Once at the top, Nokia saw its market share drop in the smartphone market and eventually decided to ditch its outdated Symbian operating system. In what is still perceived as an odd choice, the Finnish company decided to commit to Microsoft's Windows Phone platform and not Android.
Even today many are still wondering why Nokia never offered an Android smartphone, but now the company's CEO finally reveals why Windows Phone was the platform of choice.
According to The Guardian, Elop explained how Nokia was considering the Android platform, but realized that there was a big risk that "one hardware manufacturer could come to dominate Android." The Nokia CEO did not specifically name Samsung, but it's no secret that the South Korean company dominates the Android market.
In other words, Nokia thought it was better to be a big player on Microsoft's Windows Phone platform than be a little fish in a big Android pond dominated by Samsung. Being able to offer an alternative to Android and iOS is the big advantage this scheme has brought to the table, as Nokia has something different to offer when bargaining with carriers.

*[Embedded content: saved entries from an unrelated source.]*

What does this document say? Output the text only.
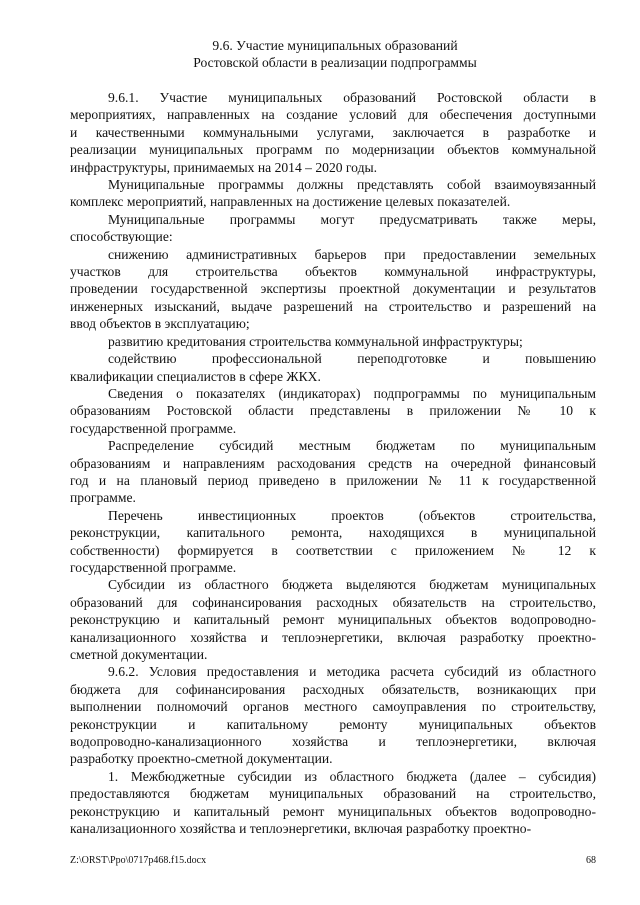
9.6. Участие муниципальных образований
Ростовской области в реализации подпрограммы
9.6.1. Участие муниципальных образований Ростовской области в
мероприятиях, направленных на создание условий для обеспечения доступными
и качественными коммунальными услугами, заключается в разработке и
реализации муниципальных программ по модернизации объектов коммунальной
инфраструктуры, принимаемых на 2014 – 2020 годы.
Муниципальные программы должны представлять собой взаимоувязанный
комплекс мероприятий, направленных на достижение целевых показателей.
Муниципальные программы могут предусматривать также меры,
способствующие:
снижению административных барьеров при предоставлении земельных
участков для строительства объектов коммунальной инфраструктуры,
проведении государственной экспертизы проектной документации и результатов
инженерных изысканий, выдаче разрешений на строительство и разрешений на
ввод объектов в эксплуатацию;
развитию кредитования строительства коммунальной инфраструктуры;
содействию профессиональной переподготовке и повышению
квалификации специалистов в сфере ЖКХ.
Сведения о показателях (индикаторах) подпрограммы по муниципальным
образованиям Ростовской области представлены в приложении № 10 к
государственной программе.
Распределение субсидий местным бюджетам по муниципальным
образованиям и направлениям расходования средств на очередной финансовый
год и на плановый период приведено в приложении № 11 к государственной
программе.
Перечень инвестиционных проектов (объектов строительства,
реконструкции, капитального ремонта, находящихся в муниципальной
собственности) формируется в соответствии с приложением № 12 к
государственной программе.
Субсидии из областного бюджета выделяются бюджетам муниципальных
образований для софинансирования расходных обязательств на строительство,
реконструкцию и капитальный ремонт муниципальных объектов водопроводно-
канализационного хозяйства и теплоэнергетики, включая разработку проектно-
сметной документации.
9.6.2. Условия предоставления и методика расчета субсидий из областного
бюджета для софинансирования расходных обязательств, возникающих при
выполнении полномочий органов местного самоуправления по строительству,
реконструкции и капитальному ремонту муниципальных объектов
водопроводно-канализационного хозяйства и теплоэнергетики, включая
разработку проектно-сметной документации.
1. Межбюджетные субсидии из областного бюджета (далее – субсидия)
предоставляются бюджетам муниципальных образований на строительство,
реконструкцию и капитальный ремонт муниципальных объектов водопроводно-
канализационного хозяйства и теплоэнергетики, включая разработку проектно-
Z:\ORST\Ppo\0717p468.f15.docx	68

While Samsung makes Windows Phone devices as well, Nokia is still the big player here, something it would not have managed with Android. Moreover, in the U.S. it is crucial to have some leverage, something different when bargaining with carriers, as they are the ones who decide which handsets to offer their customers.
Others have tried to keep up with Samsung in the Android market, but to no avail. HTC is perhaps the best example. Although the company has a high-end HTC One smartphone with an elegant metal case and top-notch specs and features, the company still lags far behind Samsung in terms of unit sales.
On the other hand, Nokia saw mixed results when it comes to sales of its Lumia line of smartphones running on Windows Phone. The company would have likely sold more units if its smartphones rocked Android.